Neste momento, não há calendário de reacreditação de todos os cursos de mestrados em ensino, não há qualquer decisão do novo Governo sobre o assunto, não há qualquer vislumbre de um texto legal consolidado e único, não há qualquer pista sobre um plano estratégico nacional para combater a falta de professores, não há qualquer rumor que seja sobre o reforço de financiamento das instituições formadoras de professores, sem o qual é impossível aumentar as cerca de 1500 vagas que anualmente abrem em todos os cursos activos, não há qualquer solução à vista para resolver este grave problema quando sabemos que este ano se prevê que mais de 5000 professores se aposentem, não sabemos nada sobre como vamos enfrentar o próximo ano lectivo quando os números falam por si, e não há um qualquer sinal de que o novo Governo esteja atento à situação, que a compreenda e que para ela seja capaz de desenhar uma solução política e técnica.

Em 2024-25, vamos formar os mesmos professores de anos anteriores e no mesmo formato. Em 2025-26, ninguém sabe o que devemos fazer, porque quem tem de decidir não decide e quem tem de regular não regula. Na verdade, não sei o que dizer ao próximo contingente de mestrandos em ensino, porque não sei que futuro lhes está autorizado. Já não é confusão, é uma grande frustração por este país arriscar que o seu ensino público ameace implodir e que as escolas públicas (mas também as privadas) sejam empurradas para um precipício, porque a matéria-prima humana essencial não existe em número e em qualidade suficientes.

Tarda uma estratégia nacional para resolver o principal problema das nossas escolas: a falta de professores. Em outros países europeus com o mesmo problema, vão aparecendo várias soluções: por exemplo, o governo alemão está a investir 5 mil milhões de euros em medidas para aumentar o número de professores, incluindo aumentos salariais e bolsas de estudo; o presidente francês Emmanuel Macron prometeu aumentar os salários dos professores em 10% até 2027; a Finlândia está a investir na formação inicial de professores, oferecendo cursos universitários gratuitos e proporcionando mais oportunidades de prática aos futuros professores; a Dinamarca está a aumentar o número de vagas nos cursos de formação de professores e a oferecer incentivos financeiros aos candidatos.
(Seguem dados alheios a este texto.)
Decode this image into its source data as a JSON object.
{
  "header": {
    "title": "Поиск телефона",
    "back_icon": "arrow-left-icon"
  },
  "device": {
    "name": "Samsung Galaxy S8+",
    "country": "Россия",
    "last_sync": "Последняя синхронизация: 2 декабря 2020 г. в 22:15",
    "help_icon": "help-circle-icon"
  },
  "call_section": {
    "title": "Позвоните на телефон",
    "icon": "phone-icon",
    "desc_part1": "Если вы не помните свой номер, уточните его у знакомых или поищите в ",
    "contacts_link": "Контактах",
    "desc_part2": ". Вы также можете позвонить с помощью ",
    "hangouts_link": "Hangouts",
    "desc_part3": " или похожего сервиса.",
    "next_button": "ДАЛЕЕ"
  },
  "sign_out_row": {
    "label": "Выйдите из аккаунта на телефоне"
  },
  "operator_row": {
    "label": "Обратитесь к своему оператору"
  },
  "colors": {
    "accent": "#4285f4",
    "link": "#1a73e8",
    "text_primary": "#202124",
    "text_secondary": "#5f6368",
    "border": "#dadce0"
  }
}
Esta situação trágica era previsível há mais de dez anos, pelo menos, em Portugal. De governo em governo, vamos sempre tendo esperança de que alguém tenha força política suficiente para falar da educação como um investimento nacional urgente, e não como um problema orçamental complexo ou uma despesa que tem de se adiar até ao próximo Orçamento do Estado, na esperança de que se desfaça no ar por culpa alheia.

Na vida real dos nossos dias, as escolas vão tendo cada vez menos professores, as instituições de ensino superior não conseguem aumentar as vagas para formar mais professores (enquanto os candidatos estão a aparecer e a aumentar, mas a ficarem de fora do contingente que é possível admitir!), os professores deslocados continuam a ser os únicos funcionários públicos que nunca tiveram direito a um “subsídio de compensação”, por exemplo, idêntico àquele que os magistrados judiciais conseguiram em 2019 (“compensação pelas especificidades próprias da função prestação de trabalho em regime de disponibilidade e exclusividade absolutas) e de subsídio equiparável a ajudas de custo (devido pela não atribuição efectiva de casa habitação adequada), calculado nessa altura em €875 – em condições em tudo idênticas à profissão docente, sobretudo dos professores deslocados da sua área de residência e que constitui um factor chave para entender a falta de atractividade da profissão do ponto de vista dos jovens.

Chegámos àquele ponto em que o melhor optimismo se estilhaça por completo quando votamos por algo melhor e não saímos da cepa torta.